Злата с дочкой шли по деревне, взявшись за руки. Маня беспрестанно что-то спрашивала, вертя головой во все стороны, Злата ей объясняла и смеялась. Девочка на ее ответы находила свои объяснения, заставляя Полянскую смеяться и удивляться необъяснимой детской логике. Она слушала дочку, разговаривала с ней и наслаждалась звенящей позолоченной тишиной, царившей кругом. Но эта тишина не была гнетущей или унылой, наоборот, некая торжественность была в этом послеполуденном времени. Так хорошо было идти и чувствовать, как лица касаются невидимые паутинки, а ветер развевает волосы. Так хорошо было идти и чувствовать в своей руке теплую ладошку Маняши, знать, что родной деревне и бабулькам уже ничего не угрожает. Злата Полянская шла, то и дело устремляя взгляд в просторы лугов и полей, и чувствовала, как сердце полнится тихой радостью и любовью, любовью к родной земле…

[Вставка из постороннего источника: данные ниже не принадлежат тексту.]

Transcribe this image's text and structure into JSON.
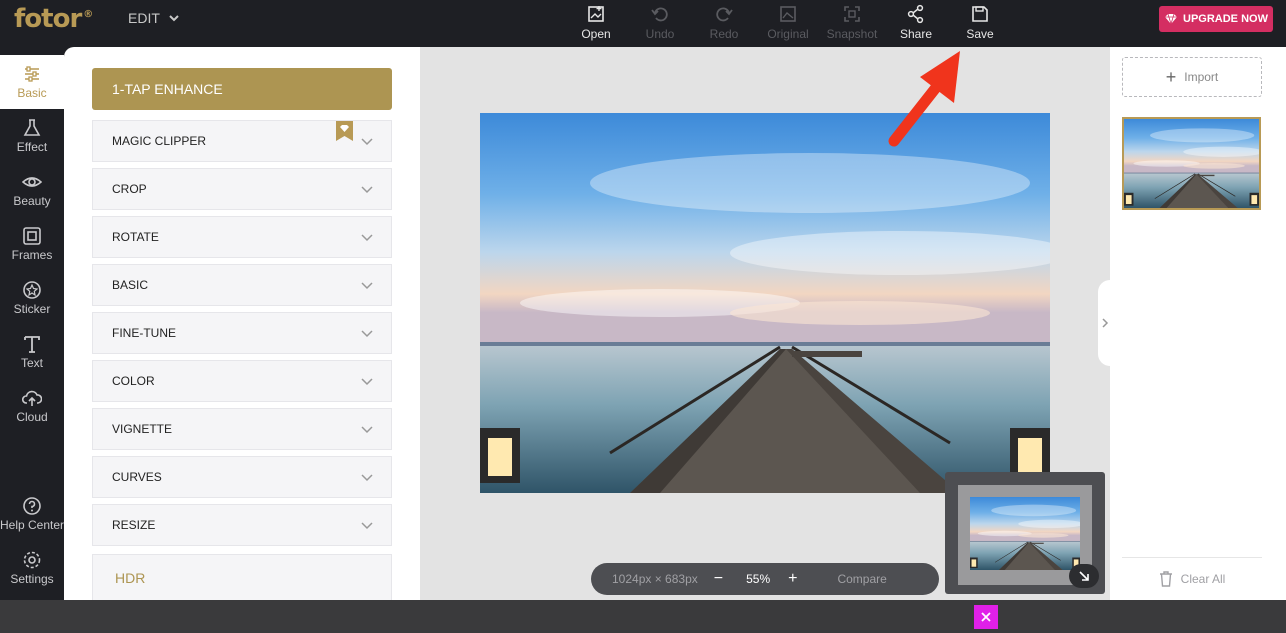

Когда они дошли до своего дома и вошли во двор, Машка попросилась поиграть в саду. Злата разрешила и собралась было войти в дом, чтобы заняться домашними делами, но в самый последний момент вспомнила о постиранном белье, которое она вчера развесила. Оно висело на веревках за домом и, конечно, давно высохло. Злата спустилась со ступеней крыльца и завернула за веранду. Машка, устроившись за столом под виноградником, нашла забытого медвежонка и, усадив его перед собой, принялась что-то объяснять ему. Злата, услышав ее голосок, улыбнулась и стала снимать белье. Взгляд ее невольно устремился к простирающимся просторам. К лесу, притихшему, желтеющему, к пожухлым травам, к жнивью, к почти голым кустам у сажалки, к кусту калины, что рос в конце их огорода…
Сердце екнуло и испуганной птицей забилось в груди, когда она вдруг увидела у куста неподвижно стоящего мужчину. Расстояние во весь огород не могло ввести девушку в заблуждение. Конечно, это был Дорош. Он стоял, засунув руки в карманы ветровки, и смотрел на нее. Сколько он так простоял в надежде увидеть ее, неизвестно, но то, что он ждал ее, Злата поняла сразу. Прижав белье к груди и прикусив губу, Злата стояла, не двигаясь, не решаясь отвернуться, и, кажется, даже сквозь расстояние, разделяющее их, чувствовала его взгляд. Зачем он пришел? На что он надеется? Что ему нужно? Эти вопросы пронеслись в Златиной голове и тут же исчезли.
Он ведь все понял вчера, как бы они ни пыталась отрицать очевидное. Он ждал ее, хотел ее увидеть, хотел получить ответ и знал, не мог не знать, что и она в глубине души хочет того же. И он был прав, уж самой-то себе девушка могла в этом признаться, но это все равно ничего не меняло. Уже знакомая тоска сдавила грудь. Вздохнув, девушка собрала белье и, отвернувшись, ушла в дом. Но и там, занимаясь домашними делами, она то и дело выходила на веранду и видела, что Дорош не уходит. То расхаживает взад-вперед, глядя себе под ноги и сшибая пожухлую траву, то замирает на месте и, оборачиваясь, смотрит на окна веранды. Злата грызла ноготь на большом пальце, как в детстве, и чувствовала, как сердце рвется к нему. На землю медленно опускались легкие, как вуаль, фиолетовые сентябрьские сумерки. Позвав Машку домой, Злата усадила ее на диван смотреть мультфильмы, которые девочка в свои четыре года обожала, подогрела ей чашку молока, обнаружив, что ручки ребенка холодные, и принесла на блюдечке булочки Тимофеевны.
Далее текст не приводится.